I have a huge xml file where I need to eliminate duplicate elements that appear on the same level, but only if these elements have no child elements. On top of this, each element is prefixed by a namespace. I am using xsl version="1.0"
So here is how my file looks like:
<?xml version="1.0" encoding="UTF-8"?>
<data>
<nms1:parent xmlns:nms1="urn:rdns:com:nms1">
<nms1:qq>
<nms1:aa>a0</nms1:aa>
<nms1:bb>
<nms1:cc>
<nms1:dd>
<nms1:ddd1>1</nms1:ddd1>
<nms1:ddd2>2</nms1:ddd2>
</nms1:dd>
</nms1:cc>
<nms1:ee>
<nms1:ff>0</nms1:ff>
<nms1:gg>
<nms1:cc>
<nms1:cc/>
<nms1:hh>h</nms1:hh>
<nms1:cc/>
</nms1:cc>
</nms1:gg>
</nms1:ee>
</nms1:bb>
</nms1:qq>
</nms1:qos>
</data>
I need to eliminate one of the <nms1:cc/> that are under the parent <nms1:cc/>.
In this case the nms1:cc/ is empty, but can also have a value. The only condition is not to be a parent element.
So, in the end my file must look like:
<?xml version="1.0" encoding="UTF-8"?>
<data>
<nms1:parent xmlns:nms1="urn:rdns:com:nms1">
<nms1:qq>
<nms1:aa>a0</nms1:aa>
<nms1:bb>
<nms1:cc>
<nms1:dd>
<nms1:ddd1>1</nms1:ddd1>
<nms1:ddd2>2</nms1:ddd2>
</nms1:dd>
</nms1:cc>
<nms1:ee>
<nms1:ff>0</nms1:ff>
<nms1:gg>
<nms1:cc>
<nms1:cc/>
<nms1:hh>h</nms1:hh>
</nms1:cc>
</nms1:gg>
</nms1:ee>
</nms1:bb>
</nms1:qq>
</nms1:qos>
</data>
CodePudding user response:
This stylesheet is a modified identity transform with a specialized template matching empty elements. Inside of that template, it captures the local-name() and the namespace-uri() of the matched element and uses it to test whether there are any preceding-sibling:: elements that are also empty and have the same local-name() and namespace-uri() as the matched element. If there are not, then it copies the node. If there are, then nothing is produced and that element is dropped.

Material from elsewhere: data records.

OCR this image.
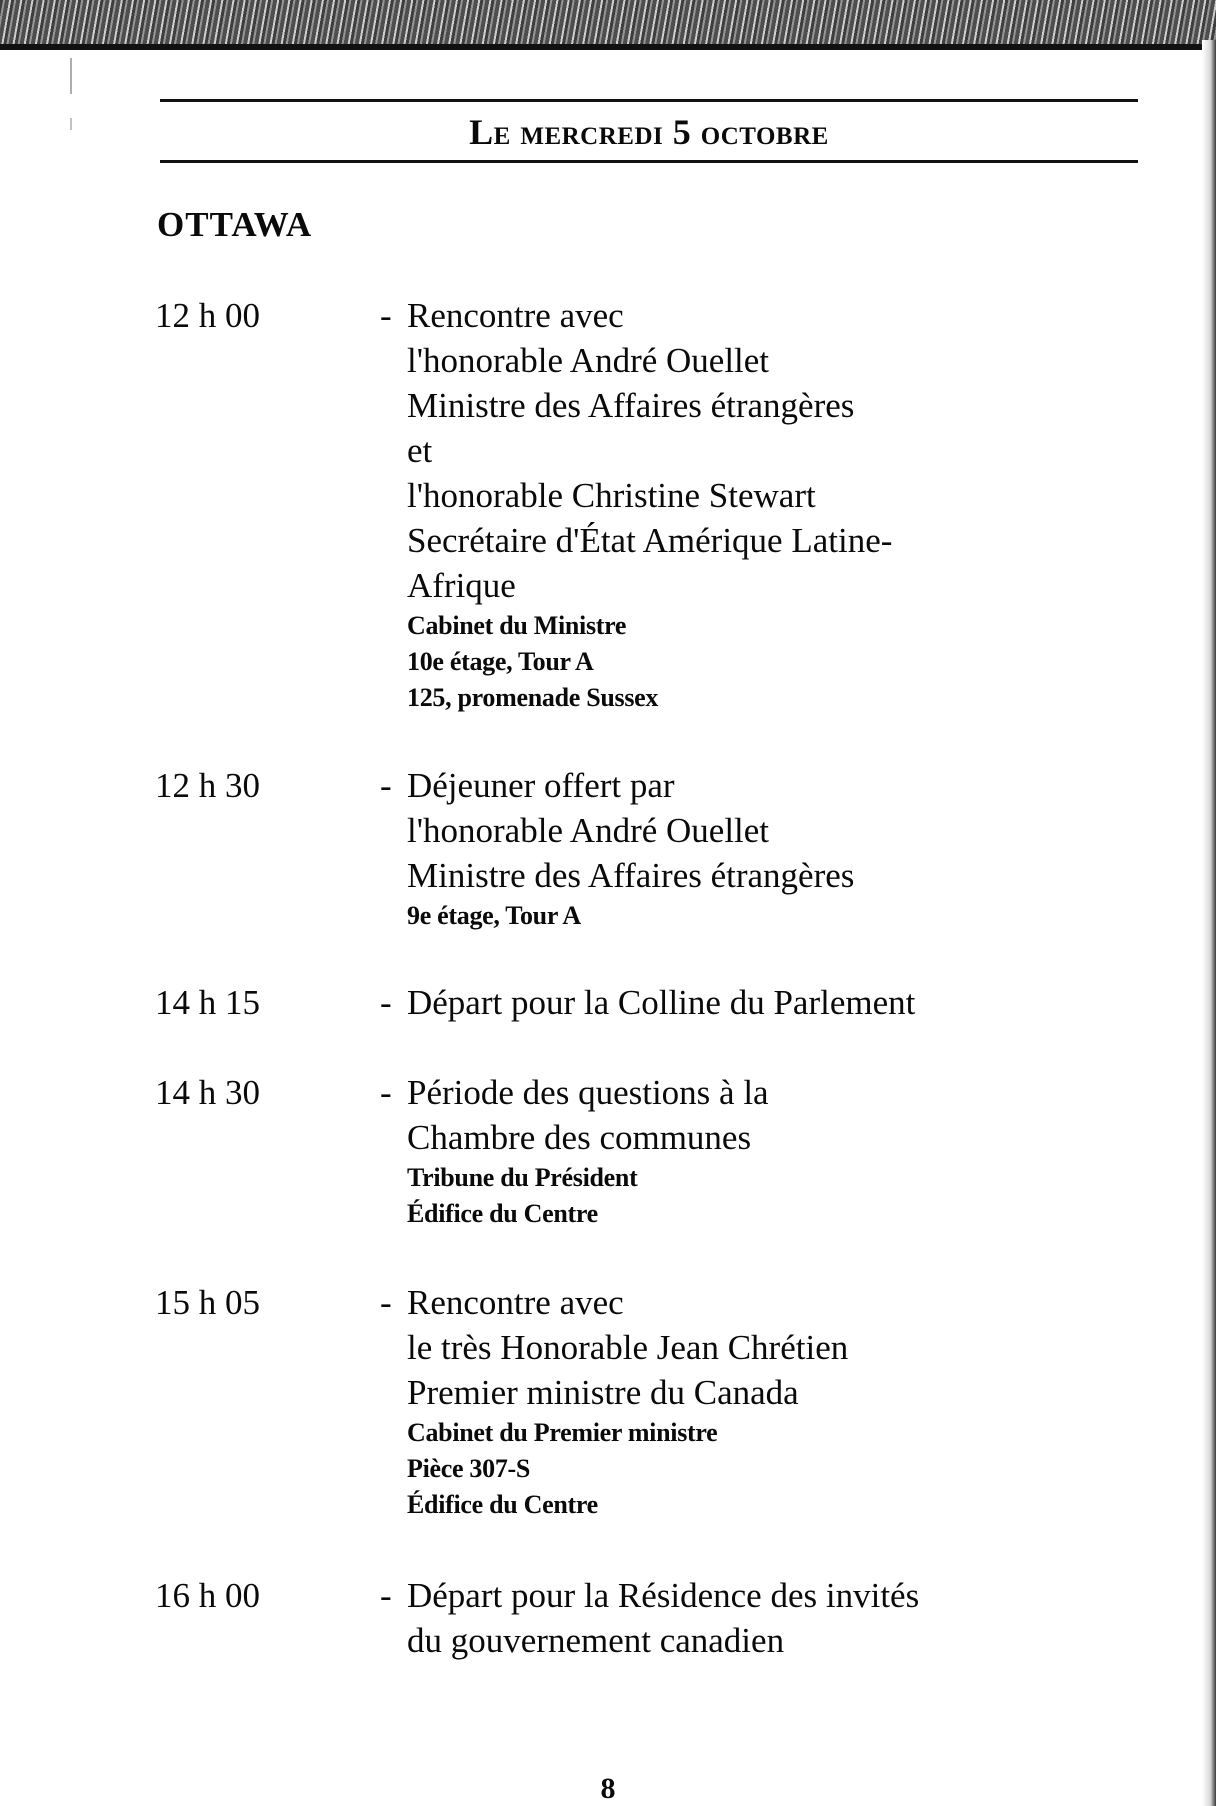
Le mercredi 5 octobre
OTTAWA
12 h 00	- Rencontre avec
l'honorable André Ouellet
Ministre des Affaires étrangères
et
l'honorable Christine Stewart
Secrétaire d'État Amérique Latine-
Afrique
Cabinet du Ministre
10e étage, Tour A
125, promenade Sussex
12 h 30	- Déjeuner offert par
l'honorable André Ouellet
Ministre des Affaires étrangères
9e étage, Tour A
14 h 15	- Départ pour la Colline du Parlement
14 h 30	- Période des questions à la
Chambre des communes
Tribune du Président
Édifice du Centre
15 h 05	- Rencontre avec
le très Honorable Jean Chrétien
Premier ministre du Canada
Cabinet du Premier ministre
Pièce 307-S
Édifice du Centre
16 h 00	- Départ pour la Résidence des invités
du gouvernement canadien
8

<xsl:stylesheet xmlns:xsl="http://www.w3.org/1999/XSL/Transform"
xmlns:xs="http://www.w3.org/2001/XMLSchema" version="2.0">
<xsl:output indent="yes"/>
<xsl:template match="@*|node()">
<xsl:copy>
<xsl:apply-templates select="@*|node()"/>
</xsl:copy>
</xsl:template>
<xsl:template match="*[not(node())]">
<xsl:variable name="local-name" select="local-name()"/>
<xsl:variable name="namespace" select="namespace-uri()"/>
<xsl:if test="not(preceding-sibling::*[not(node()) and local-name() eq $local-name and namespace-uri() eq $namespace])">
<xsl:copy>
<xsl:apply-templates select="@*|node()"/>
</xsl:copy>
</xsl:if>
</xsl:template>
</xsl:stylesheet>
CodePudding user response:
I would use a key:
<xsl:stylesheet
xmlns:xsl="http://www.w3.org/1999/XSL/Transform"
version="1.0">
<xsl:key name="dups" match="*[not(*)]" use="concat(generate-id(..), '|', namespace-uri(), '|', local-name())"/>
<xsl:template match="@* | node()">
<xsl:copy>
<xsl:apply-templates select="@* | node()"/>
</xsl:copy>
</xsl:template>
<xsl:template match="*[not(*)][not(generate-id() = generate-id(key('dups', concat(generate-id(..), '|', namespace-uri(), '|', local-name()))[1]))]"/>
</xsl:stylesheet>